Not to mention the tragic political upheavals that have grown to epic proportions by now…we are on the 18th of January and in two days we will have a new president in place and a lot of loose-cannon issues in our country generated by severe attacks on our democracy.
President Lincoln would understand this kind of civic environment.. its dangers and vulnerability.
Yes, it is the 18th of January 2021, and courthouses in our states are geared up for civil war threats. We have a seething and overtly insane outgoing president who seems in every way bent on retribution for his unsuccessful stab at re-election. He will fly off in Air Force 1 to wherever he will be settling…if one can say he is, in fact, ever “settling.” Will Florida be able to house a person like our outgoing president?
And on the twentieth our new leader will say his promises and become oath-bound to serve us, protect and defend us, and represent us in the tippy spin of the rest of the world. If he lives through it.
What am I doing today? I am sitting in a hideout called my Art Studio, at the back corner of this farmhouse on the flat prairie below the summerhouse. I am wrestling with the internet tangles of beginning a sane, civilized, effort to turn the summerhouse into a museum of sorts. My art studio has paid out a lot of effort to get the art-emanations of 2020’s chaos into frames so other people can see them displayed. Much art. Art about fear, grief, disappointment, confusion, disappointment, aberration of the normal. There are some pieces that are representative of recognizable THINGS/PLACES. But many are aberrations of normal. The forms are “off”: displaced from expectations, puzzling in arrangement, dark.
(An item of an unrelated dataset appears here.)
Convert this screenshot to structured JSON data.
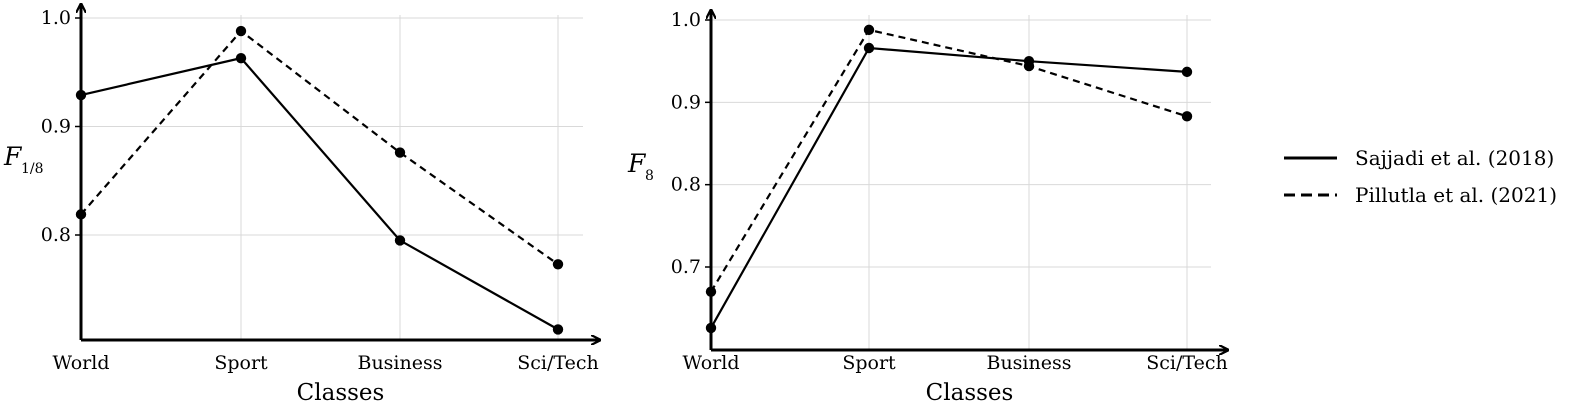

When will this exhibition be seen? It remains to be seen! Like the art itself, the calendar is not orderly because there are key events that are unsteady and perhaps untenable! Will we keep safe from spreading Coronavirus if we have groups come to see the paintings? Or do we insist on small groups all safely and cooperatively masked up, and have them come only by appointment?
Can we all sit down on the comfortable furniture and contemplate things together, about art, about reclamation of soil, about life in general?
Do we need to buy insurance to entertain such events? Insurance in case someone wants to take us to court about catching germs?????
If the exhibit were on that roomy porch, it would be easier…but that is outside, where gale force winds, and blistering sun, and monsoons, and dust storms, flash floods, and wild animals can enter the scene at any time! No, this is no place for an outdoor viewing of indoor art.
This porch is for sitting in awe at the shocking reality of nature: The beauty, the vulnerability, and the temporal nature of natural ART. It is a place that will need umbrellas and waterproof outerwear.and possibly bear-spray to be at the ready!
Los Alamos is not that far away. Arroyos have already eaten into the stubborn lime and iron and shale of our hills. Trees have been shredded by wind storms and heavy hail. The skies are beginning to have contrails in them again, and the people in Washington are talking about shale drilling. Planes are so functional with digitized gismos they are falling out of the sky because of glitches in the programming. Temporary. That’s what this chaos is about.
Will it leave us with a future? Does anyone want to bother with art? Are we still singing songs?
Or just looking at our laptops for what might get us through to the next chance?
DIY is not necessarily the easy way to create a gallery space. But we are challenged each day and learning a lot about houses on mesas.